Following a procedural sitting on 4 October, Egypt’s parliament will begin its second session on Sunday where elections will take place for top parliamentary committee positions.
According to parliament's internal bylaws, MPs meet at the beginning of each legislative season to elect the senior members of parliament's 25 committees.
Parliament's schedule of debates announced Saturday show that the plenary session on Sunday will be adjourned early so that MPs can elect senior members of the 25 committees, with one head, two deputies, and one secretary-general for each committee.
The results will be officially declared in a plenary session Monday morning.
On Thursday, MPs who wish to become members of certain committees registered their names. Each MP can join no more than two committees, and MPs have already begun jockeying for leading committee posts.
The pro-government parliamentary bloc Support Egypt will meet Saturday evening to name its candidates for the senior committee posts.
The head of the bloc Mohamed El-Sewedi told reporters Saturday that many of its members are looking to become committee heads.
“We will review all the names and see who performed well in the first session and who was not up to expectations,” said El-Sewedi.
Parliament's Human Rights Committee is expected to see a major shake-up. Its chairman Anwar El-Sadat, the head of the Reform and Development Party, resigned a week before the end of parliament's first session last August.
El-Sadat's resignation came after parliament speaker Ali Abdel-Aal joined a number of MPs in accusing him of seeking to promote “Western agendas.”

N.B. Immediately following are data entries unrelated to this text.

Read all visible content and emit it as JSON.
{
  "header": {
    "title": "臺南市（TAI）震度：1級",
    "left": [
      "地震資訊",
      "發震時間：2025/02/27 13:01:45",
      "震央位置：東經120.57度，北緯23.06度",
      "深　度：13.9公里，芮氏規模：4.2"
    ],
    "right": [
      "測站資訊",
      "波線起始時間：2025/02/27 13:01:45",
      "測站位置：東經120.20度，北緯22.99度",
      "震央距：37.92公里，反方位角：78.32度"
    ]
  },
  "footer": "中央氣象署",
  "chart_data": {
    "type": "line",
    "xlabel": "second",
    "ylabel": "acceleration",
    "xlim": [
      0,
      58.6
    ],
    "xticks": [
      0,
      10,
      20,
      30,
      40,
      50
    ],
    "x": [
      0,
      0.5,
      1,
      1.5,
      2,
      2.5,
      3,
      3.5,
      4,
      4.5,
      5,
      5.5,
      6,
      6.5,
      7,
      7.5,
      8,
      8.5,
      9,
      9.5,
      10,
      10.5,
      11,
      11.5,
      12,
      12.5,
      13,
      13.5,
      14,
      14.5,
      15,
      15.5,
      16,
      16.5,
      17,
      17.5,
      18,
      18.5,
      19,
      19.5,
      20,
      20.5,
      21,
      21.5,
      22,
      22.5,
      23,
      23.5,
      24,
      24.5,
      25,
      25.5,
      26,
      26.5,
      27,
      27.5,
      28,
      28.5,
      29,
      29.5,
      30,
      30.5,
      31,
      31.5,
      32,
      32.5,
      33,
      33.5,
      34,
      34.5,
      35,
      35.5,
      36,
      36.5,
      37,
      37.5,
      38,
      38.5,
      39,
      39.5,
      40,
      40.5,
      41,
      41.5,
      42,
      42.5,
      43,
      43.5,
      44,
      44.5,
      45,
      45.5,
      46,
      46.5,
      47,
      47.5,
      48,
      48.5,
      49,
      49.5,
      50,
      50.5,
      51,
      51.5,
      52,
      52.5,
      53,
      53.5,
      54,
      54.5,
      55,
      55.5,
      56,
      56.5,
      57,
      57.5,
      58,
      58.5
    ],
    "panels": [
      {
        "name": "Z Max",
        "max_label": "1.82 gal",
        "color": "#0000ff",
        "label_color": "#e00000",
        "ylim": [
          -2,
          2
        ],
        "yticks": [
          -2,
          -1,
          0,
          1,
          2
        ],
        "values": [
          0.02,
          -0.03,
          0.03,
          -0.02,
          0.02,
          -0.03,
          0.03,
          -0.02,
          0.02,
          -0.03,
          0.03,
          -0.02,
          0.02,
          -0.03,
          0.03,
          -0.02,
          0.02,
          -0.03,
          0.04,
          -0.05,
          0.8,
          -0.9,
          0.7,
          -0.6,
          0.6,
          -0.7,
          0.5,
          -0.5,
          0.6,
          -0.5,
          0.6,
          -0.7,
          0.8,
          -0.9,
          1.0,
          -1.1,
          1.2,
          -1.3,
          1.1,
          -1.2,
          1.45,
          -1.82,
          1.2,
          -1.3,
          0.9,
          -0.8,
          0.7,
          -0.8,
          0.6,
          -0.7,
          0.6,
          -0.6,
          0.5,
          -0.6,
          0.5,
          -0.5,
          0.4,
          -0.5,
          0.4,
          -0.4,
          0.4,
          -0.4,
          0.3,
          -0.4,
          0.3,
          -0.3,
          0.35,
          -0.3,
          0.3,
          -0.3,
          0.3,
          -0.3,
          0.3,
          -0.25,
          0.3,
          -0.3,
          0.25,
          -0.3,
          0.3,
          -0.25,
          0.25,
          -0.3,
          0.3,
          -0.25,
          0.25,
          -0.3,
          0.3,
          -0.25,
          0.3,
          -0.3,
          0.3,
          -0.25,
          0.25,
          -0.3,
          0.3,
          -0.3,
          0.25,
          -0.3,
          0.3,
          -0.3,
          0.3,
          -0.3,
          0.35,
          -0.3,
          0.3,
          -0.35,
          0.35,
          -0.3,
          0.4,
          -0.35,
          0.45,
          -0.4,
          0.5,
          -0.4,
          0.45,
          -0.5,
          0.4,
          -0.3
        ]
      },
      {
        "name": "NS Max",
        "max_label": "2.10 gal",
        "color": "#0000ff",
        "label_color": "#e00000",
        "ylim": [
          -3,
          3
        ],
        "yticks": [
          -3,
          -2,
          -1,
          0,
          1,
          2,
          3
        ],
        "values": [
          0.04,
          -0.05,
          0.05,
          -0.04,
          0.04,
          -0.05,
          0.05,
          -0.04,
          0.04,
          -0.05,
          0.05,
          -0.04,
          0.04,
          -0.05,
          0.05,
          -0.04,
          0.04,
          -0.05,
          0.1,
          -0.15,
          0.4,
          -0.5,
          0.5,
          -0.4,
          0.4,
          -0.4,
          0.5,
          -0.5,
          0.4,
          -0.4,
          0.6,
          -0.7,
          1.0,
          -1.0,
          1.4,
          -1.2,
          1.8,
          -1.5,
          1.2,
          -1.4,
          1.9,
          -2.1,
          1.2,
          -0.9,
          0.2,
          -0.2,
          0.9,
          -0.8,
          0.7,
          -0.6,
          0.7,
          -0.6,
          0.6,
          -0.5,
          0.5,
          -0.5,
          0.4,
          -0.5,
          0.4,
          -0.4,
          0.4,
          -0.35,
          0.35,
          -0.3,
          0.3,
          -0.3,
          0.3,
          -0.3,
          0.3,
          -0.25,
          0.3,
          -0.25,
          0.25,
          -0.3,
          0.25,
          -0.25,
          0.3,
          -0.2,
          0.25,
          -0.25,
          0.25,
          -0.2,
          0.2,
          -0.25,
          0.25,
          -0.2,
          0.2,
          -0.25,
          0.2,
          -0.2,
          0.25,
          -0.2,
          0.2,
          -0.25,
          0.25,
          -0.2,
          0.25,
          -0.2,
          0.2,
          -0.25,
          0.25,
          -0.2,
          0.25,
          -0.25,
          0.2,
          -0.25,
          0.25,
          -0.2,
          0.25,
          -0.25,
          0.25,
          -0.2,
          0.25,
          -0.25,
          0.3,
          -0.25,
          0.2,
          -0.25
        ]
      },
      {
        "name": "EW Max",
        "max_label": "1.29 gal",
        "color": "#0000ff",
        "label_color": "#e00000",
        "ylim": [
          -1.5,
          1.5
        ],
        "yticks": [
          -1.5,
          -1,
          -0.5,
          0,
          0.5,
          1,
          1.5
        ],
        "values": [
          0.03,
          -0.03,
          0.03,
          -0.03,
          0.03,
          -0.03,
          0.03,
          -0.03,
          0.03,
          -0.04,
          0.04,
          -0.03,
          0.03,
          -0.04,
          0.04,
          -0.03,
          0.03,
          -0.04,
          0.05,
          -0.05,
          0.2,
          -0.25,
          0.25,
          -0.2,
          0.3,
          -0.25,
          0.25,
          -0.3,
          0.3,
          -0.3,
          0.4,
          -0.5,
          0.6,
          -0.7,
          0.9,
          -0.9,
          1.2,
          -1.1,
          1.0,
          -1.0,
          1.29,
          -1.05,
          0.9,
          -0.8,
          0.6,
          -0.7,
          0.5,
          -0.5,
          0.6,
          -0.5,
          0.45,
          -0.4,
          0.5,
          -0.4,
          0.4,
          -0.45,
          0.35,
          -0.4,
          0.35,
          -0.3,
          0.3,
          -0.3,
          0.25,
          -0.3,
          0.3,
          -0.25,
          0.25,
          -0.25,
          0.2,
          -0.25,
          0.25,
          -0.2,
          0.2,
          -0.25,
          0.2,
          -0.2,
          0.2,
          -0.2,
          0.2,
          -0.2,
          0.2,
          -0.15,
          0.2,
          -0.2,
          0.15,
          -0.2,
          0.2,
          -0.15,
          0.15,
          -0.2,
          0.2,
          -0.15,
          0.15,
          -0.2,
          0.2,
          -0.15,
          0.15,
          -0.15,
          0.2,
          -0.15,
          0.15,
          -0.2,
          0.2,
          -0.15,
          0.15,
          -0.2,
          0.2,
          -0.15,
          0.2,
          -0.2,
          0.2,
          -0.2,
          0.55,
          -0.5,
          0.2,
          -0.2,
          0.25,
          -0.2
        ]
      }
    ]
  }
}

In a statement to reporters on 30 August, Sadat said he had tendered his resignation "because of lack of cooperation from parliament's speaker, secretariat-general and the government in responding to memorandums submitted by the Human Rights Committee aimed at addressing complaints raised by citizens, as well as “parliament's failure to communicate with the outside world over implementing Egypt's international commitments and defending its image abroad.”
Mahmoud Makhaleef, the Committee's current deputy head, told MPs that he intends to stand for the post of head of the Human Rights Committee.
However, Makhaleef is an independent MP who lacks backing from the Support Egypt bloc. Makhaleef told reporters he has high hopes that his good performance in the first session and his stance against El-Sadat's “Western agendas” will be enough for MPs to elect him as the committee's new head.
Two other MPs from rival political parties – Akram Qortam, the chairman of the Conservative Party, and Alaa Abed, parliamentary spokesman of the Free Egyptians Party – also announced that their intention to run.
Rumours are also circulating that El-Sadat will run again and that he has support among many of the committee's members who approved of his policy based on reinforcing relations with Western human rights organisations.
The Support Egypt bloc surprised all on Saturday by announcing that it will support re-electing Bahaaeddin Abu Shoqa, an appointed MP and secretary-general of the Wafd Party, as head of the committee of legislative and constitutional affairs.
The bloc's parliamentary spokesman Alaa Abdel-Moneim, who announced last week that he would compete against Abu Shoqa, said on Saturday that he has decided to withdraw, opting instead to support Abu Shoqa.
High-profile MPs Saad El-Gammal and Kamal Amer are expected to be re-elected again as heads of the Arab Affairs Committee and the National Security Committee.
El-Gammal, a leading founder of the Support Egypt bloc, is well-known for his anti-Western positions. As head of the Arab Affairs Committee, El-Gammal issued a series of fiery statements where he made call for former US president George W. Bush and former UK prime minister Tony Blair be put on trial for war crimes for “masterminding the destructive war against Iraq.”
El-Gammal also seized an Arab parliamentary meeting in Sharm El-Sheikh last week to describe the new JASTA law, issued by the US congress this month, as reflecting “American bullying in its best form.”
Kamal Amer, the former head of military intelligence and parliamentary spokesman of the pro-government Guardians of the Nation Party, is also expected to be re-elected as chairman of the Defence and National Security Committee.
Some sources say the leading members of other parliamentary committees, especially those in charge of economic portfolios, are expected to change.
The two committees on foreign relations and African relations are expected to see stiff competition among MPs.
Former foreign minister Mohamed El-Orabi told reporters that he has high hopes that Support Egypt will back his re-election bid.
Some sources say businessman Ahmed Said, former head of the Free Egyptians Party, intends to stand against El-Orabi.
Said played a role last summer in containing tension with the European Union over Egypt's human rights record and the January murder of Italian student Giulio Regeni in Cairo.
Some also expect that independent MP Mostafa El-Guindi will be elected head of the African Affairs Committee instead of former intelligence officer and member of the Free Egyptians Party Hatem Patshat.
El-Guindi has wide-ranging communications with African countries, especially Ethiopia, whose relations with Egypt has been strained due to its plan to build a dam on a tributary to the River Nile.
El-Guindi led many parliamentary and popular delegations to Ethiopia to help contain tensions with Egypt.